Under these circumstances, it was only a matter of time that the coalition government would fall. Yeddyurppa has regained the chief ministership which was only logical ( something the Governor had done by inviting him to become the Chief Minister as the leader of the largest single party soon after the election results were out in 2018. That the unscrupulous alliance managed to usurp power under Kumaraswamy for about a year is a different matter).

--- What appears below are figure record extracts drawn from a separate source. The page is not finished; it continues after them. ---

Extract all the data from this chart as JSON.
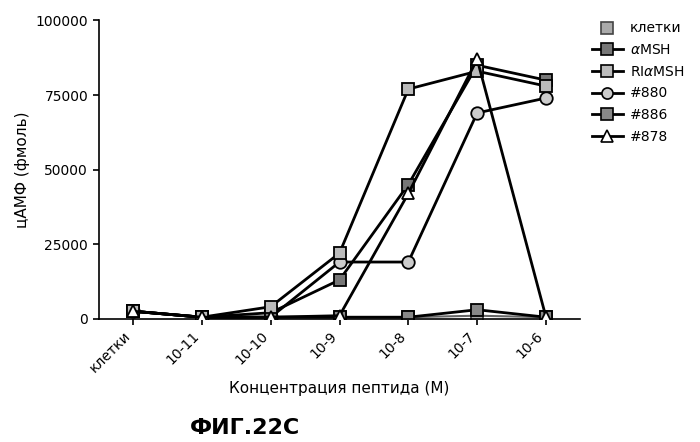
{
  "title": "ФИГ.22С",
  "xlabel": "Концентрация пептида (М)",
  "ylabel": "цАМФ (фмоль)",
  "x_tick_labels": [
    "клетки",
    "10-11",
    "10-10",
    "10-9",
    "10-8",
    "10-7",
    "10-6"
  ],
  "x_positions": [
    0,
    1,
    2,
    3,
    4,
    5,
    6
  ],
  "ylim": [
    0,
    100000
  ],
  "yticks": [
    0,
    25000,
    50000,
    75000,
    100000
  ],
  "ytick_labels": [
    "0",
    "25000",
    "50000",
    "75000",
    "100000"
  ],
  "series": {
    "клетки": {
      "x": [
        0,
        1,
        2,
        3,
        4,
        5,
        6
      ],
      "y": [
        2500,
        500,
        500,
        500,
        500,
        1000,
        500
      ],
      "color": "#666666",
      "marker": "s",
      "ms": 8,
      "mfc": "#aaaaaa",
      "mec": "#444444",
      "lw": 1.5,
      "zorder": 2
    },
    "alphaMSH": {
      "x": [
        0,
        1,
        2,
        3,
        4,
        5,
        6
      ],
      "y": [
        2500,
        500,
        2000,
        13000,
        45000,
        85000,
        80000
      ],
      "color": "#000000",
      "marker": "s",
      "ms": 9,
      "mfc": "#777777",
      "mec": "#000000",
      "lw": 2.0,
      "zorder": 4
    },
    "RIalphaMSH": {
      "x": [
        0,
        1,
        2,
        3,
        4,
        5,
        6
      ],
      "y": [
        2500,
        500,
        4000,
        22000,
        77000,
        83000,
        78000
      ],
      "color": "#000000",
      "marker": "s",
      "ms": 9,
      "mfc": "#bbbbbb",
      "mec": "#000000",
      "lw": 2.0,
      "zorder": 5
    },
    "880": {
      "x": [
        0,
        1,
        2,
        3,
        4,
        5,
        6
      ],
      "y": [
        2500,
        500,
        500,
        19000,
        19000,
        69000,
        74000
      ],
      "color": "#000000",
      "marker": "o",
      "ms": 9,
      "mfc": "#cccccc",
      "mec": "#000000",
      "lw": 2.0,
      "zorder": 3
    },
    "886": {
      "x": [
        0,
        1,
        2,
        3,
        4,
        5,
        6
      ],
      "y": [
        2500,
        500,
        500,
        500,
        500,
        3000,
        500
      ],
      "color": "#000000",
      "marker": "s",
      "ms": 9,
      "mfc": "#888888",
      "mec": "#000000",
      "lw": 2.0,
      "zorder": 2
    },
    "878": {
      "x": [
        0,
        1,
        2,
        3,
        4,
        5,
        6
      ],
      "y": [
        2500,
        500,
        500,
        1000,
        42000,
        87000,
        500
      ],
      "color": "#000000",
      "marker": "^",
      "ms": 9,
      "mfc": "#ffffff",
      "mec": "#000000",
      "lw": 2.0,
      "zorder": 6
    }
  },
  "background_color": "#ffffff",
  "title_fontsize": 16,
  "axis_fontsize": 11,
  "tick_fontsize": 10,
  "legend_fontsize": 10
}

It is true that the new ministry of Yeddyrappa does not have the required majority in the Assembly to provide the people of Karnataka a stable government for the next four years and everything depends on the results of 17 by polls that are to be held shortly. The Chief Minister is confident that the BJP will be victorious in majority of them. He may prove to be right as the alternative of Congress-JD(S) alliance does not inspire any confidence any longer, given the way the two parties have worked over the last one year.
And this time, with Modi at the helm of affairs, Yediyurappa may have lesser headache from the rivals within the party, particularly when Anant Kumar is no longer in the scene. All told, he is the tallest leader of the BJP in Karnataka, a fact well realised by the central BJP-leadership. No other BJP leader may hold the party together in the state the way he can. That explains why despite his advanced age of 76, the party has made an exception of its recent practice of not allowing leaders above 75 to remain in active politics. Yediyurappa has become the Chief Minister once again. Besides, it is really nice of Modi to set right the injustice that was meted out to Yediyurappa in 2012 by the then BJP leadership.